Scrivere sui mestieri del passato non è sempre facile, anzi. Si va incontro a molte difficoltà prevalentemente in rapporto ai ricordi non sempre a portata di... memoria dell'informatore. I ricordi, con il passare degli anni, diventano labili, sfumati, inafferrabili e se non sono sufficientemente suffragati da prove, si rischia di cadere in un calderone di chiacchiere. Quindi prove. E per le prove ci rivolgiamo all'amico Tobia Ciavarella, della bella età di 97 anni, che lavorava, insieme al padre, nelle fornaci, per la produzione de li pince tegole, coppi), che attualmente sono prodotti in grande quantità, grazie alla meccanizzazione del lavoro.
Possiamo supporre, senza tema di essere smentiti, che a Sammarco, un tempo ci deve essere stata una notevole attività per la produzione di coppi. E questo lo possiamo affermare dopo essere venuti in possesso di uno stralcio di manifesto di pregevole valore storico, fornitoci cortesemente dal preside Tommaso Nardella, che così recita:
L'Amministrazione diocesana di Foggia fa noto che devesi procedere all'affitto de' seguenti fondi rustici della Regia Badia di San Marco in Lamis, siti in quel tenimento, di natura parte boscosa, parte erbifera e parte coltivatoria, cioe Difesa San Matteo della estensione di ettari 654 compresa una fornace per tegole e due conserve per acqua. |
Foggia il 9 del 1861
Visto | |
Il Procuratore del Re Marchese D'Auliso | Antonio canonico Romito Vice presidente |
Canonico Carlo Maria Rotondi Canonico Michele Petrosillo |
Il documento sta a dimostrare che, se nel 1861 esisteva una fornace con riserve d'acqua, l'attività della produzione di tegole doveva risalire a molto tempo prima. Inoltre, il toponimo 'Pinciara', nei pressi di San Matteo verso la 'Fajarama', deve avere a che fare con questa attività.
Di quei lavoratori, ovviamente, non c'è rimasto più nessuno, ad eccezione dell'ultimo superstite, che è appunto Tobia, che possiamo vedere tutti i giorni sui viali arzillo e sempre pronto alla battuta spiritosa e per nulla intenzionato a 'lasciare il campo'.
Ci dice Tobia che una fornace per la cottura di coppi, mattoni e mattonelle era fatta con mattoni crudi, poiché quelli cotti si sarebbero spaccati. La costruzione era alta circa quattro metri ed aveva un diametro di due metri e mezzo; all'interno si alzavano delle colonnine (archi) sulle quali poggiava la volta.
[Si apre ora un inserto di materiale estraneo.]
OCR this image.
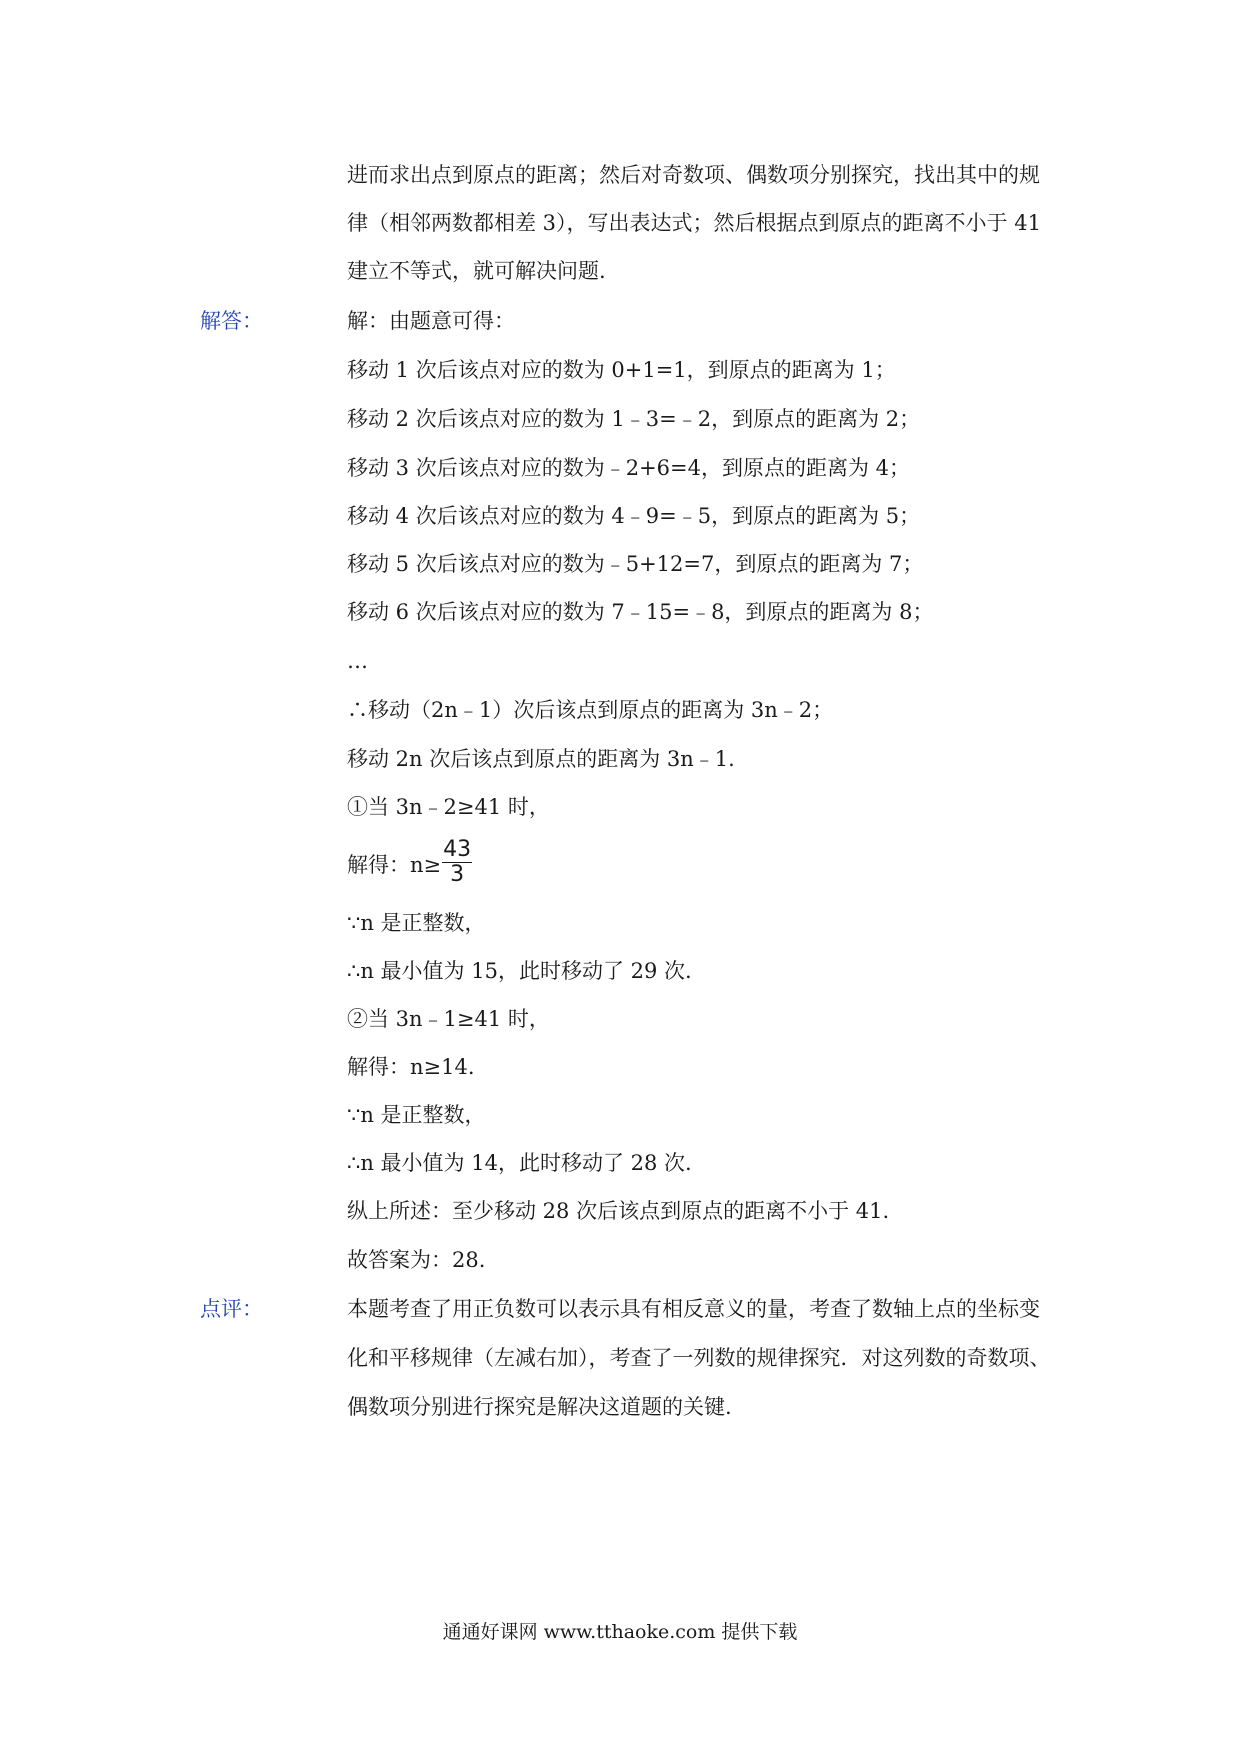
进而求出点到原点的距离；然后对奇数项、偶数项分别探究，找出其中的规
律（相邻两数都相差 3），写出表达式；然后根据点到原点的距离不小于 41
建立不等式，就可解决问题.
解答：	解：由题意可得：
移动 1 次后该点对应的数为 0+1=1，到原点的距离为 1；
移动 2 次后该点对应的数为 1﹣3=﹣2，到原点的距离为 2；
移动 3 次后该点对应的数为﹣2+6=4，到原点的距离为 4；
移动 4 次后该点对应的数为 4﹣9=﹣5，到原点的距离为 5；
移动 5 次后该点对应的数为﹣5+12=7，到原点的距离为 7；
移动 6 次后该点对应的数为 7﹣15=﹣8，到原点的距离为 8；
…
∴移动（2n﹣1）次后该点到原点的距离为 3n﹣2；
移动 2n 次后该点到原点的距离为 3n﹣1.
①当 3n﹣2≥41 时，
解得：$n\ge \frac{43}{3}$
∵n 是正整数，
∴n 最小值为 15，此时移动了 29 次.
②当 3n﹣1≥41 时，
解得：n≥14.
∵n 是正整数，
∴n 最小值为 14，此时移动了 28 次.
纵上所述：至少移动 28 次后该点到原点的距离不小于 41.
故答案为：28.
点评：	本题考查了用正负数可以表示具有相反意义的量，考查了数轴上点的坐标变
化和平移规律（左减右加），考查了一列数的规律探究．对这列数的奇数项、
偶数项分别进行探究是解决这道题的关键.
通通好课网 www.tthaoke.com 提供下载
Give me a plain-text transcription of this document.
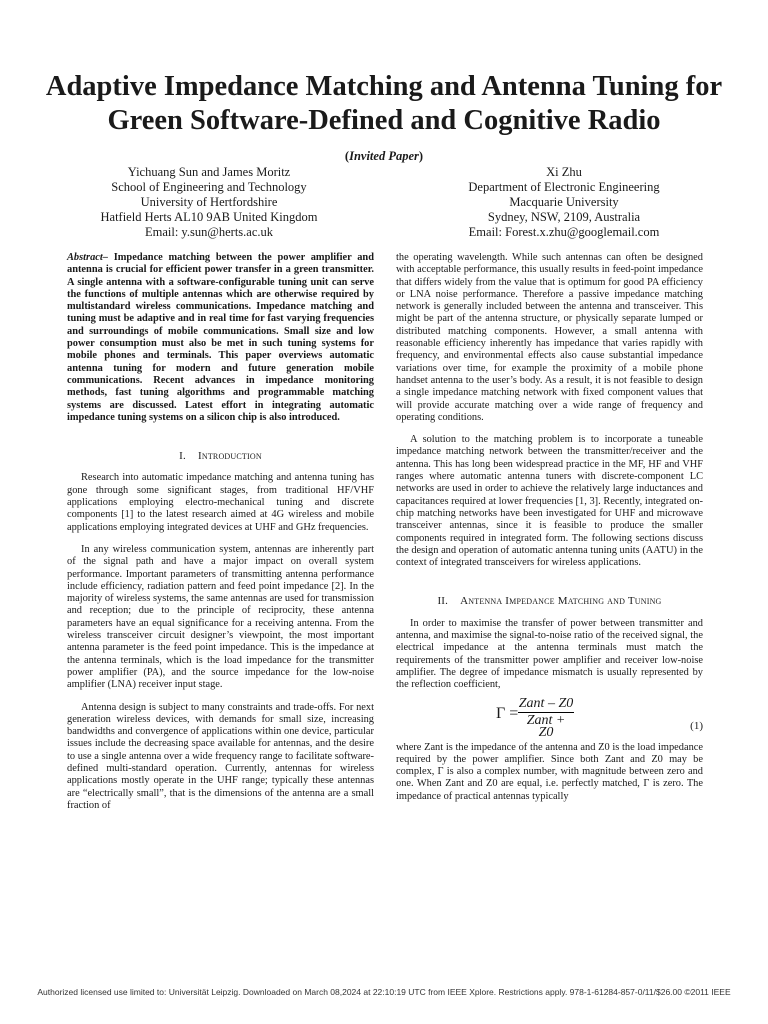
Adaptive Impedance Matching and Antenna Tuning for
Green Software-Defined and Cognitive Radio
(Invited Paper)
Yichuang Sun and James Moritz
School of Engineering and Technology
University of Hertfordshire
Hatfield Herts AL10 9AB United Kingdom
Email: y.sun@herts.ac.uk
Xi Zhu
Department of Electronic Engineering
Macquarie University
Sydney, NSW, 2109, Australia
Email: Forest.x.zhu@googlemail.com

Abstract– Impedance matching between the power amplifier and antenna is crucial for efficient power transfer in a green transmitter. A single antenna with a software-configurable tuning unit can serve the functions of multiple antennas which are otherwise required by multistandard wireless communications. Impedance matching and tuning must be adaptive and in real time for fast varying frequencies and surroundings of mobile communications. Small size and low power consumption must also be met in such tuning systems for mobile phones and terminals. This paper overviews automatic antenna tuning for modern and future generation mobile communications. Recent advances in impedance monitoring methods, fast tuning algorithms and programmable matching systems are discussed. Latest effort in integrating automatic impedance tuning systems on a silicon chip is also introduced.

I. Introduction

Research into automatic impedance matching and antenna tuning has gone through some significant stages, from traditional HF/VHF applications employing electro-mechanical tuning and discrete components [1] to the latest research aimed at 4G wireless and mobile applications employing integrated devices at UHF and GHz frequencies.

In any wireless communication system, antennas are inherently part of the signal path and have a major impact on overall system performance. Important parameters of transmitting antenna performance include efficiency, radiation pattern and feed point impedance [2]. In the majority of wireless systems, the same antennas are used for transmission and reception; due to the principle of reciprocity, these antenna parameters have an equal significance for a receiving antenna. From the wireless transceiver circuit designer’s viewpoint, the most important antenna parameter is the feed point impedance. This is the impedance at the antenna terminals, which is the load impedance for the transmitter power amplifier (PA), and the source impedance for the low-noise amplifier (LNA) receiver input stage.

Antenna design is subject to many constraints and trade-offs. For next generation wireless devices, with demands for small size, increasing bandwidths and convergence of applications within one device, particular issues include the decreasing space available for antennas, and the desire to use a single antenna over a wide frequency range to facilitate software-defined multi-standard operation. Currently, antennas for wireless applications mostly operate in the UHF range; typically these antennas are “electrically small”, that is the dimensions of the antenna are a small fraction of

the operating wavelength. While such antennas can often be designed with acceptable performance, this usually results in feed-point impedance that differs widely from the value that is optimum for good PA efficiency or LNA noise performance. Therefore a passive impedance matching network is generally included between the antenna and transceiver. This might be part of the antenna structure, or physically separate lumped or distributed matching components. However, a small antenna with reasonable efficiency inherently has impedance that varies rapidly with frequency, and environmental effects also cause substantial impedance variations over time, for example the proximity of a mobile phone handset antenna to the user’s body. As a result, it is not feasible to design a single impedance matching network with fixed component values that will provide accurate matching over a wide range of frequency and operating conditions.

A solution to the matching problem is to incorporate a tuneable impedance matching network between the transmitter/receiver and the antenna. This has long been widespread practice in the MF, HF and VHF ranges where automatic antenna tuners with discrete-component LC networks are used in order to achieve the relatively large inductances and capacitances required at lower frequencies [1, 3]. Recently, integrated on-chip matching networks have been investigated for UHF and microwave transceiver antennas, since it is feasible to produce the smaller components required in integrated form. The following sections discuss the design and operation of automatic antenna tuning units (AATU) in the context of integrated transceivers for wireless applications.

II. Antenna Impedance Matching and Tuning

In order to maximise the transfer of power between transmitter and antenna, and maximise the signal-to-noise ratio of the received signal, the electrical impedance at the antenna terminals must match the requirements of the transmitter power amplifier and receiver low-noise amplifier. The degree of impedance mismatch is usually represented by the reflection coefficient,

Γ =
Zant – Z0
Zant + Z0	(1)

where Zant is the impedance of the antenna and Z0 is the load impedance required by the power amplifier. Since both Zant and Z0 may be complex, Γ is also a complex number, with magnitude between zero and one. When Zant and Z0 are equal, i.e. perfectly matched, Γ is zero. The impedance of practical antennas typically

Authorized licensed use limited to: Universität Leipzig. Downloaded on March 08,2024 at 22:10:19 UTC from IEEE Xplore. Restrictions apply. 978-1-61284-857-0/11/$26.00 ©2011 IEEE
In tutto lo spazio libero entravano circa quattromila coppi, parte dei quali potevano essere sostituiti da mattoni.
Per fare li pince occorreva una creta speciale, che veniva raccolta e polverizzata a mano, dopo un'accurata cernita per separarla dal pietrisco. Poi si bagnava e, dopo aver aggiunto una buona dose di sterco di cavallo per farla 'lievitare', si impastava: man mano che il calpestio aumentava, la creta 'cresceva', proprio come avviene con la pasta di farina. Quando era arrivata al punto giusto, si modellava a seconda dell'uso che s'intendeva fare.
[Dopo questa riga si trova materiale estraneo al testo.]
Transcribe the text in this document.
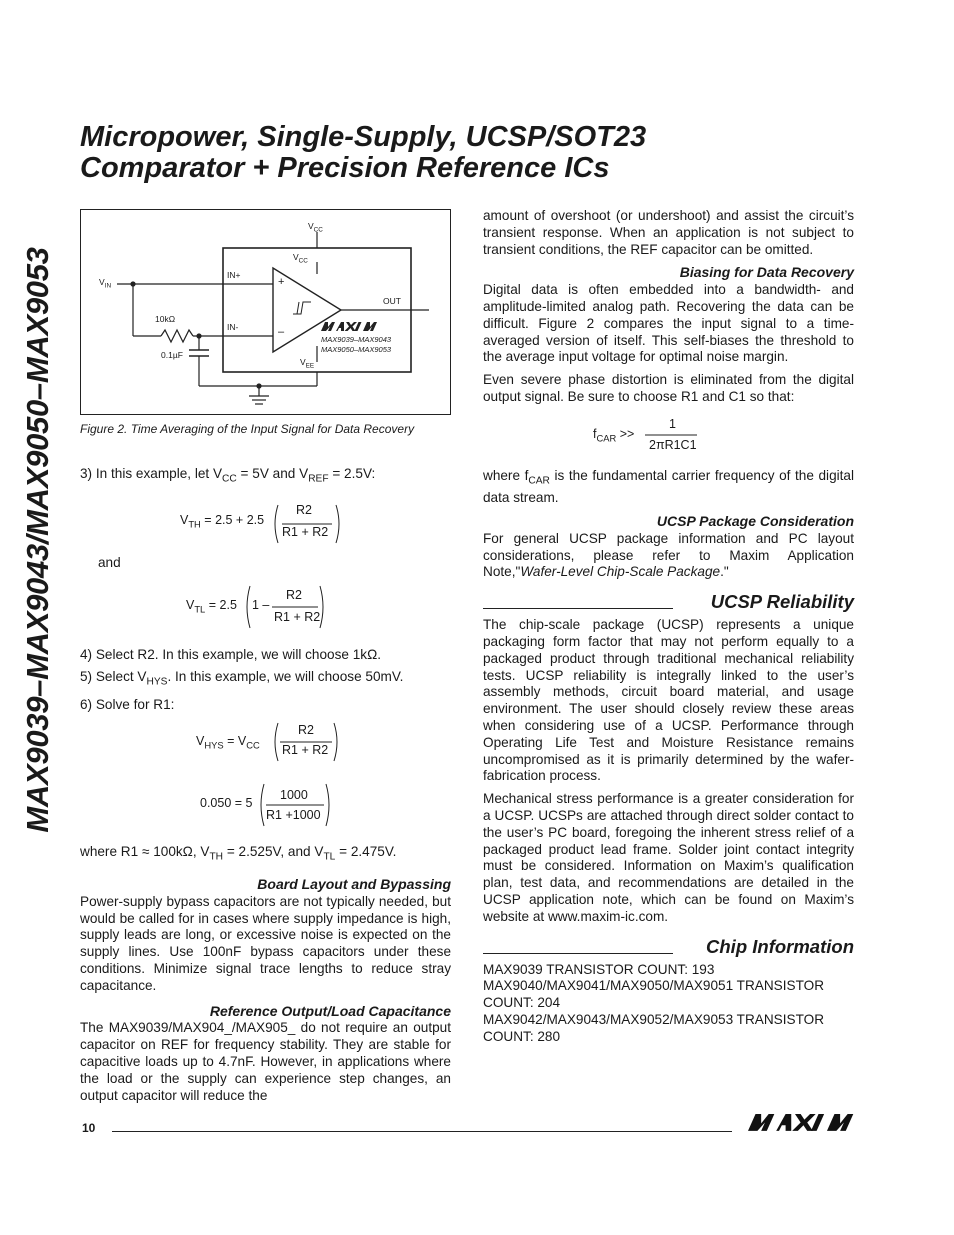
MAX9039–MAX9043/MAX9050–MAX9053
Micropower, Single-Supply, UCSP/SOT23
Comparator + Precision Reference ICs
$V_{CC}$
$V_{CC}$
$V_{IN}$
IN+
IN-
+
–
10kΩ
0.1µF
OUT
$V_{EE}$
MAX9039–MAX9043
MAX9050–MAX9053
Figure 2. Time Averaging of the Input Signal for Data Recovery
3) In this example, let $V_{CC} = 5V$ and $V_{REF} = 2.5V$:
$V_{TH} = 2.5 + 2.5$
R2
R1 + R2
and
$V_{TL} = 2.5$ 1 –
R2
R1 + R2
4) Select R2. In this example, we will choose 1kΩ.
5) Select $V_{HYS}$. In this example, we will choose 50mV.
6) Solve for R1:
$V_{HYS} = V_{CC}$
R2
R1 + R2
0.050 = 5
1000
R1 +1000
where R1 ≈ 100kΩ, $V_{TH} = 2.525V$, and $V_{TL} = 2.475V$.
Board Layout and Bypassing

Power-supply bypass capacitors are not typically needed, but would be called for in cases where supply impedance is high, supply leads are long, or excessive noise is expected on the supply lines. Use 100nF bypass capacitors under these conditions. Minimize signal trace lengths to reduce stray capacitance.

Reference Output/Load Capacitance

The MAX9039/MAX904_/MAX905_ do not require an output capacitor on REF for frequency stability. They are stable for capacitive loads up to 4.7nF. However, in applications where the load or the supply can experience step changes, an output capacitor will reduce the

amount of overshoot (or undershoot) and assist the circuit’s transient response. When an application is not subject to transient conditions, the REF capacitor can be omitted.

Biasing for Data Recovery

Digital data is often embedded into a bandwidth- and amplitude-limited analog path. Recovering the data can be difficult. Figure 2 compares the input signal to a time-averaged version of itself. This self-biases the threshold to the average input voltage for optimal noise margin.

Even severe phase distortion is eliminated from the digital output signal. Be sure to choose R1 and C1 so that:

$f_{CAR}$ >>
1
2πR1C1

where $f_{CAR}$ is the fundamental carrier frequency of the digital data stream.

UCSP Package Consideration

For general UCSP package information and PC layout considerations, please refer to Maxim Application Note,"Wafer-Level Chip-Scale Package."

UCSP Reliability

The chip-scale package (UCSP) represents a unique packaging form factor that may not perform equally to a packaged product through traditional mechanical reliability tests. UCSP reliability is integrally linked to the user’s assembly methods, circuit board material, and usage environment. The user should closely review these areas when considering use of a UCSP. Performance through Operating Life Test and Moisture Resistance remains uncompromised as it is primarily determined by the wafer-fabrication process.

Mechanical stress performance is a greater consideration for a UCSP. UCSPs are attached through direct solder contact to the user’s PC board, foregoing the inherent stress relief of a packaged product lead frame. Solder joint contact integrity must be considered. Information on Maxim’s qualification plan, test data, and recommendations are detailed in the UCSP application note, which can be found on Maxim’s website at www.maxim-ic.com.

Chip Information
MAX9039 TRANSISTOR COUNT: 193
MAX9040/MAX9041/MAX9050/MAX9051 TRANSISTOR COUNT: 204
MAX9042/MAX9043/MAX9052/MAX9053 TRANSISTOR COUNT: 280
10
Prima di essere messa nella forma, la creta veniva tagliata a porzioni regolari corrispondenti ai coppi. Tolti dalla forma, i coppi venivano portati su una specie di aia ad asciugare e, solo quando erano diventati solidi e trasportabili, venivano sistemati nella fornace. La cottura avveniva a fuoco non troppo intenso ma continuo per dodici ore. Solo dopo ventiquattr'ore dalla fine della cottura, veniva aperta la vocca (una porticina) e si scaricavano i coppi, pronti per eventuali acquirenti.
A questa operazione prendevano parte almeno quattro adulti e un ragazzo, lu scapele.
A proposito di acquirenti, Tobia, involontariamente, mi ha fatto il nome, o meglio il soprannome, di uno di questi. Era un cliente assiduo e redditizio per la mole di lavoro che svolgeva: si chiamava Michele Mastantonio, un muratore ricercato a quei tempi, che lavorava insieme ai suoi tre figli, uno dei quali era mio padre.
La fornace veniva sfruttata sino al limite delle sue possibilità e poi veniva abbandonata.